Located at the southwest edge of the Colorado Plateau in the Coconino National Forest, West Clear Creek cuts a long, winding passageway into the Mogollon Rim. West Clear Creek is formed by the confluence of beautiful and remote Willow and Clover Creeks. It flows into the Verde River near the town of Camp Verde.
West Clear Creek, a 25-mile tributary of the Verde River, is known for its water-carved canyon with rugged landscape, many long pools, waterfalls, springs, and narrows. Throughout the upper and middle reaches of the canyon, there are deep and sheer sides, creating a dramatic and impressive landscape for hikers, canyoneers, and photographers who come to this area of the creek from all over.
The creek is the heart of the West Clear Creek Wilderness area. The Wilderness area encompasses almost 14,000 acres and provides diverse habitats for a variety of plants and animals. With a year-round flow, West Clear Creek and the surrounding Wilderness offer a chance to visit all year long. There is a great difference in elevation between the eastern and western ends of the Wilderness – around 3,200 feet at the Verde confluence and around 6,800 at the headwaters. As the elevation varies, so does the climate. It can be variable over the length of a day, and it varies greatly over the year. When you visit, if it is too cold for wading and swimming, then perhaps hiking, scenic driving, horseback riding, or wildlife viewing may be more fun.
Opportunities are abundant for activities like hiking, swimming, and wading through cold pools in the hot summer season. The shady pools and eddies also provide for enjoyable and pristine fishing, while the main waterway is a fly-fishing paradise. Camping along the creek is allowed in many places. Additionally, multi-day backpacking routes, climbing spots on Coconino Sandstone, and bird watching are also available.

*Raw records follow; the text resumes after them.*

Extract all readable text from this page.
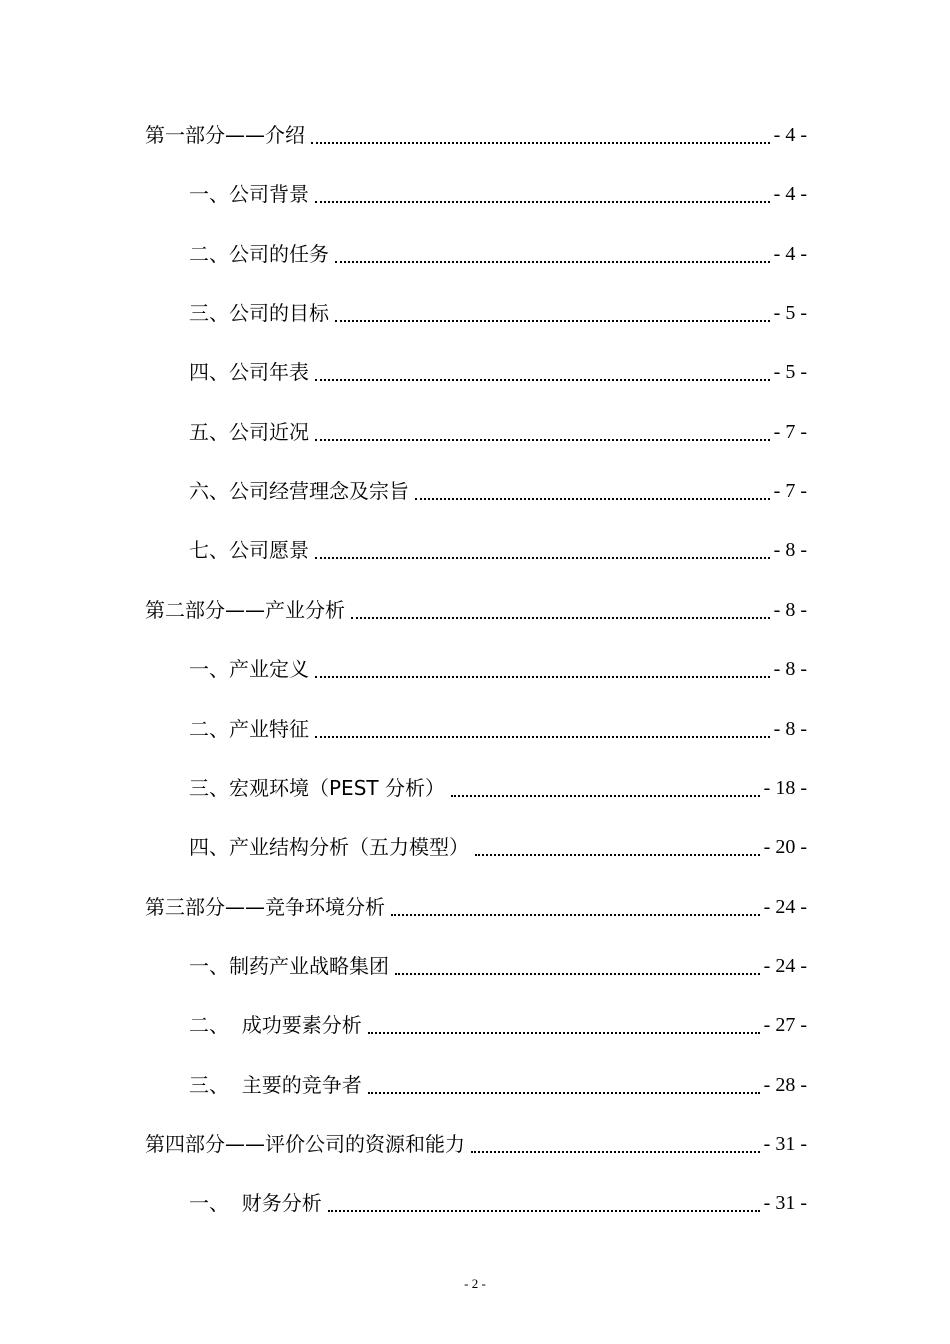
第一部分——介绍	- 4 -
一、公司背景	- 4 -
二、公司的任务	- 4 -
三、公司的目标	- 5 -
四、公司年表	- 5 -
五、公司近况	- 7 -
六、公司经营理念及宗旨	- 7 -
七、公司愿景	- 8 -
第二部分——产业分析	- 8 -
一、产业定义	- 8 -
二、产业特征	- 8 -
三、宏观环境（PEST 分析）	- 18 -
四、产业结构分析（五力模型）	- 20 -
第三部分——竞争环境分析	- 24 -
一、制药产业战略集团	- 24 -
二、  成功要素分析	- 27 -
三、  主要的竞争者	- 28 -
第四部分——评价公司的资源和能力	- 31 -
一、  财务分析	- 31 -
- 2 -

The middle and higher sections creek are among the more difficult to access in the Verde watershed since long hikes and drives on rough roads are required to reach these more pristine areas. If capable of an overnight hike, hikers will be lead into the most wild, scenic, and untouched areas of the canyon that few will ever explore. If overnight camping is not an option, upper reaches of the canyon can be accessed via Forest Service roads, which offer outstanding viewpoints into the canyon and river.
An easier point of access to the creek is at the Forest Service campground called Clear Creek. Premium campsites are offered at Clear Creek Campground off State Highway 260, east of Camp Verde. This area attracts families because of the close proximity to the river as well as the facilities such as grills, drinking water, vault toilets, and trails nearby.

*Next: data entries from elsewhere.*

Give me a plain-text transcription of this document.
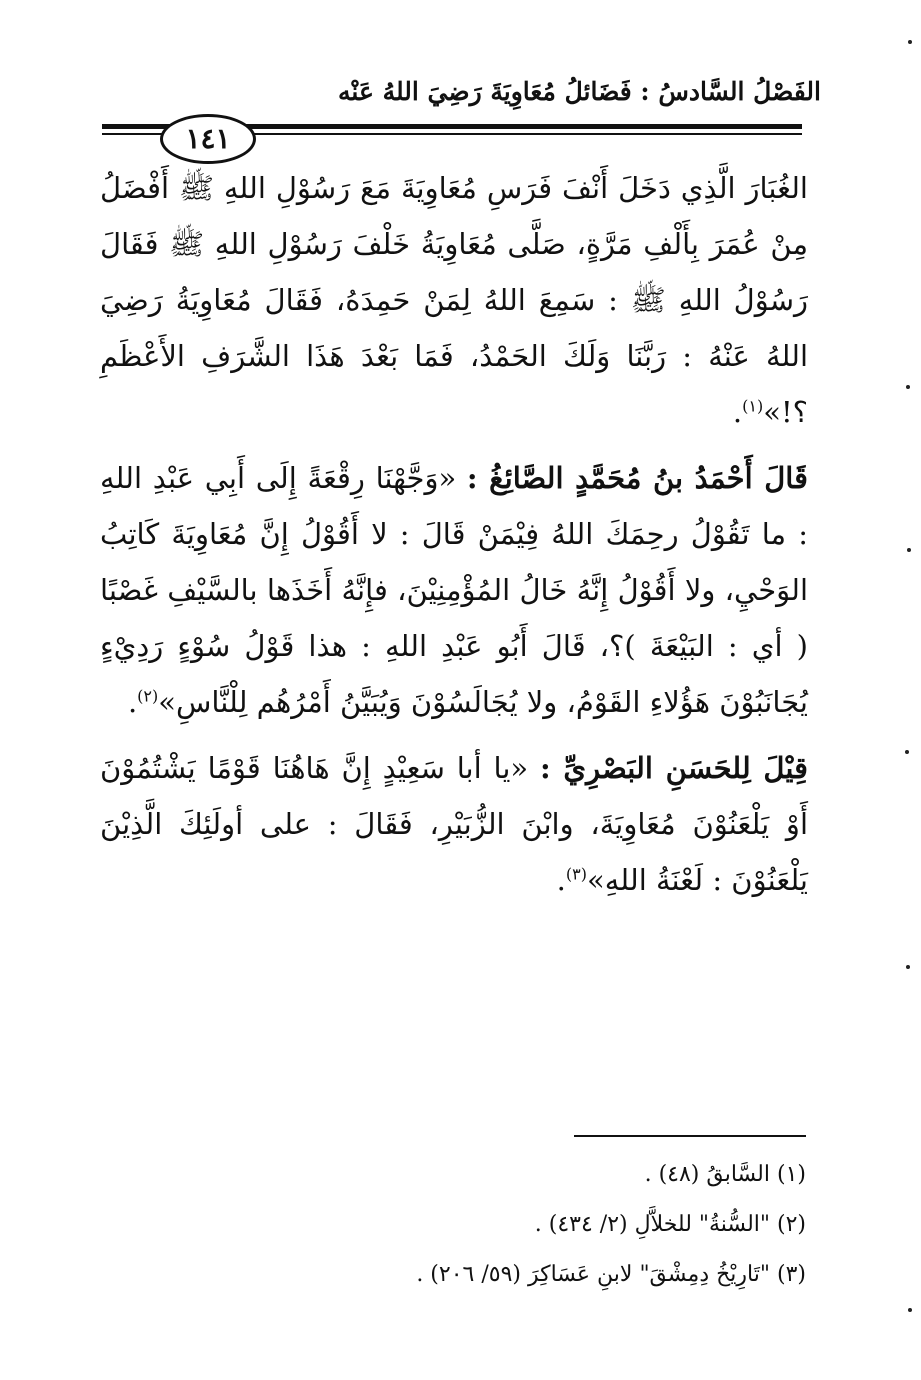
الفَصْلُ السَّادسُ : فَضَائلُ مُعَاوِيَةَ رَضِيَ اللهُ عَنْه
١٤١

الغُبَارَ الَّذِي دَخَلَ أَنْفَ فَرَسِ مُعَاوِيَةَ مَعَ رَسُوْلِ اللهِ ﷺ أَفْضَلُ مِنْ عُمَرَ بِأَلْفِ مَرَّةٍ، صَلَّى مُعَاوِيَةُ خَلْفَ رَسُوْلِ اللهِ ﷺ فَقَالَ رَسُوْلُ اللهِ ﷺ : سَمِعَ اللهُ لِمَنْ حَمِدَهُ، فَقَالَ مُعَاوِيَةُ رَضِيَ اللهُ عَنْهُ : رَبَّنَا وَلَكَ الحَمْدُ، فَمَا بَعْدَ هَذَا الشَّرَفِ الأَعْظَمِ ؟!»$^{(١)}$.

قَالَ أَحْمَدُ بنُ مُحَمَّدٍ الصَّائِغُ : «وَجَّهْنَا رِقْعَةً إِلَى أَبِي عَبْدِ اللهِ : ما تَقُوْلُ رحِمَكَ اللهُ فِيْمَنْ قَالَ : لا أَقُوْلُ إِنَّ مُعَاوِيَةَ كَاتِبُ الوَحْيِ، ولا أَقُوْلُ إِنَّهُ خَالُ المُؤْمِنِيْنَ، فإِنَّهُ أَخَذَها بالسَّيْفِ غَصْبًا ( أي : البَيْعَةَ )؟، قَالَ أَبُو عَبْدِ اللهِ : هذا قَوْلُ سُوْءٍ رَدِيْءٍ يُجَانَبُوْنَ هَؤُلاءِ القَوْمُ، ولا يُجَالَسُوْنَ وَيُبَيَّنُ أَمْرُهُم لِلْنَّاسِ»$^{(٢)}$.

قِيْلَ لِلحَسَنِ البَصْرِيِّ : «يا أبا سَعِيْدٍ إِنَّ هَاهُنَا قَوْمًا يَشْتُمُوْنَ أَوْ يَلْعَنُوْنَ مُعَاوِيَةَ، وابْنَ الزُّبَيْرِ، فَقَالَ : على أولَئِكَ الَّذِيْنَ يَلْعَنُوْنَ : لَعْنَةُ اللهِ»$^{(٣)}$.

(١) السَّابقُ (٤٨) .

(٢) "السُّنةُ" للخلاَّلِ (٢/ ٤٣٤) .

(٣) "تَارِيْخُ دِمِشْقَ" لابنِ عَسَاكِرَ (٥٩/ ٢٠٦) .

In the spring and summer, when the weather permits, Bull Pen Ranch is a hot spot destination along the creek. This is an area outside of Camp Verde that has relatively easy vehicular access and no hiking required to reach the creek, however, it is also the site of the trailhead for the West Clear Creek Trail. The Bull Pen area is a pooling spot of the creek, with rocks to jump from, lounging spots, and occasionally a rope swing for the kids. Up the creek, cool waters and shady canyons offer excellent wildlife watching and fishing for those who wish to escape the family crowds at Bull Pen. Animals such as javelina, coyote, fox, rabbits, squirrels, and skunks are commonly seen in the area.
The geology and vegetation of this area are also main attractions for visitors. The three major rock layers are the Supai Formation, Coconino Sandstone, and volcanic deposits. The vegetation in the West Clear Creek Wilderness differs with the elevation and location in the canyon. Within the cooler and shadier zones of the canyon, Ponderosa Pine and Douglas fir inhabit the area. The warmer zones, such as the north side of the canyon which receives more sunlight, has traditional Arizona desert plants such as piñon and juniper. In the riparian zones along the creek visitors will find cottonwood, sycamore, walnut, alder, and even wild grape! One thing to be cautious of is the abundance of poison ivy that grows in shady and moist areas.
Another thing to be cautious of is the growing amount of garbage left behind by picnickers and other recreationists at the lower reaches of West Clear Creek. This behavior threatens animal inhabitants directly and through the degradation of water quality. It also threatens how recreationists can continue to use the area. The Forest Service requests that visitors follow their rule of “pack it in, pack it out” and leave no trace of their activities.